By robbie trosclair, staff writer

The United Houma Nation has an important and unique way of life. The culture they have been developing for hundreds of years has not been forgotten by them and instead has been cleverly adapted to and retaught in ways that match modern times.

Areas like traditional jewelry, basket weaving, fishing and even education are all modern issues that are constantly being reshaped and retaught to the younger generation.

“Children become the leaders”, says Janie Luster, who’s family weaves baskets and makes traditional jewelry.

According to former chief Brenda Dardar Robichaux, an important part of modern culture is the education of the UHN youth. This is done partially through summer enrichment camps.

These camps teach both Native American history and other subjects together like learning math through beadwork and science through studying indigienous plants and their uses.

For the older kids, camps offer leadership training. Members form a mock tribal council and come up with solutions for modern issues. One particular camp, the issue was the relocation of Jean Charles Island.

In the simulation, the citizens of the island were offered ten million dollars to move without taking anything with them. Robichaux says she was sad they were already familiar with this issue but also said she was almost brought to tears with their attention to the subject.

“They were so passionate about what it meant to lose their community,” Robichaux says.

For older traditions like making a filé, Luster’s mother used to gather the sassafras leaves with her hands as well as crush them down with a mortar and pestle. Now, citizens are using tools like Ninja food processors and flour sifters. Luster says that she has memories of the filé getting everywhere but the NINJA makes things a little easier for cleanup and their lungs.

Using garfish to make jewelry is also something unique to the UHN that has been modernized. Originally, Luster’s mother would take garfish scales and attach them to blue clay from whatever bayou she could pull them from. Luster and her family carry out that tradition, but use a glue gun to help with production.

“We’re still doing this four generations later, my mother, myself, my daughter and their children,” Luster says.

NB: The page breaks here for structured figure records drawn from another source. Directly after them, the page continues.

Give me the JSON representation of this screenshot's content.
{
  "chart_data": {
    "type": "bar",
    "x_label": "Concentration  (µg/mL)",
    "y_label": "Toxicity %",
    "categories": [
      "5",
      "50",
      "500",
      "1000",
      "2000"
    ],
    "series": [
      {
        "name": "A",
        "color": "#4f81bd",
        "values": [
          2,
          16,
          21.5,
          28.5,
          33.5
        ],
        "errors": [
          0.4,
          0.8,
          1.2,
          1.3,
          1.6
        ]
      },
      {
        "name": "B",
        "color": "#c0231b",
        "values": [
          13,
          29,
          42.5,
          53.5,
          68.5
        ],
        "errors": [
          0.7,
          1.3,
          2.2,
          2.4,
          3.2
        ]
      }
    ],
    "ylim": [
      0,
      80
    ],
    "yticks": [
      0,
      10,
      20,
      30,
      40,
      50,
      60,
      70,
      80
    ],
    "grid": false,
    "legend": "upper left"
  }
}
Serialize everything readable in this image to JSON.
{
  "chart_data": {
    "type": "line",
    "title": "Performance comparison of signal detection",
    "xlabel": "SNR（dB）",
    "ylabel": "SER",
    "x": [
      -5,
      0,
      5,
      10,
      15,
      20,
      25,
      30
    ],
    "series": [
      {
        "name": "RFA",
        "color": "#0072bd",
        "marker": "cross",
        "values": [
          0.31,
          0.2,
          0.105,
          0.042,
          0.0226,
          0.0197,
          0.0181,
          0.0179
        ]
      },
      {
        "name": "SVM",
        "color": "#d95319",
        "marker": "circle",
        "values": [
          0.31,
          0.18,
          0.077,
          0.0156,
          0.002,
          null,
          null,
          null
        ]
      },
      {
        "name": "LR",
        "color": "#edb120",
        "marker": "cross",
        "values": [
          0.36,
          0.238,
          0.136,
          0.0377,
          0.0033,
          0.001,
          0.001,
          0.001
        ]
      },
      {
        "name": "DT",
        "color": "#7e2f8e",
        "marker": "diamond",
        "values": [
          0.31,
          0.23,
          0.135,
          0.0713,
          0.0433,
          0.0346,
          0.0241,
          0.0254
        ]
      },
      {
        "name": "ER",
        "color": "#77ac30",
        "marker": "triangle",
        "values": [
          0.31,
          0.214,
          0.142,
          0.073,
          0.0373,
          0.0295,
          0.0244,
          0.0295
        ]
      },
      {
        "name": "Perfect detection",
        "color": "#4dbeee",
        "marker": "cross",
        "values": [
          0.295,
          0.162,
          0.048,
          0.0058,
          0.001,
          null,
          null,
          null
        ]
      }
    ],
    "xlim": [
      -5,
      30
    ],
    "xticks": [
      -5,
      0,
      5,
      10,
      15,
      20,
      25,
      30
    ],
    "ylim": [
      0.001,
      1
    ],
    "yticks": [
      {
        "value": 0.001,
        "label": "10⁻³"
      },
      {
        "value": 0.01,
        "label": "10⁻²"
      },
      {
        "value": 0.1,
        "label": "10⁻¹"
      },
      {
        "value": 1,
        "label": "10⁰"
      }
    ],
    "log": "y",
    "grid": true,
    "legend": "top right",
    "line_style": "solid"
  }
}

Preparing the garfish is necessary before the jewelry can be made, and Luster has modernized this by using a smoker rather than hanging the fish by a clothesline and using a drum barrel fire.

The scales have allowed her the opportunity to travel to the Smithsonian Museum and France twice.

“Modern ways of doing things are a little easier, yet the same things are being carried on,” Luster says.

Part of modern UHN culture is finding traditions that are almost forgotten and teaching it to the rest of the tribe. One such example is the Houma half hitch basket, which Luster says was lost in the ’40s and was a product that the Houma were the only tribe in the country to make.

It was relearned through a class taught in the ’90s by Richard Conn, the curator of the Denver American Indian Museum. Although the tribe struggled to relearn the technique, Luster was able to teach herself using a manual given to her by Conn. From there, she created her own way of teaching the basket so that the UHN could bring back the basket.

Even fishing, a way of life that goes back thousands of years has been brought into the modern era by the UHN. Robichaux’s father fished for oysters, but now her son farms for them, a much more sustainable alternative.

RJ Molinere, a UHN member who has been fishing his entire life is now sometimes dependent on his son and the map data on the internet as land disappears from coastal erosion.

The most important modern tradition is making sure the next generation is able to continue on the UHN legacy. With older traditions continuing to adapt to the times, the UHN will be able to enjoy thousands of years of prosperity.

“It’s given me my identity,” Bergeron says. “It rounded me, tells me who I am.”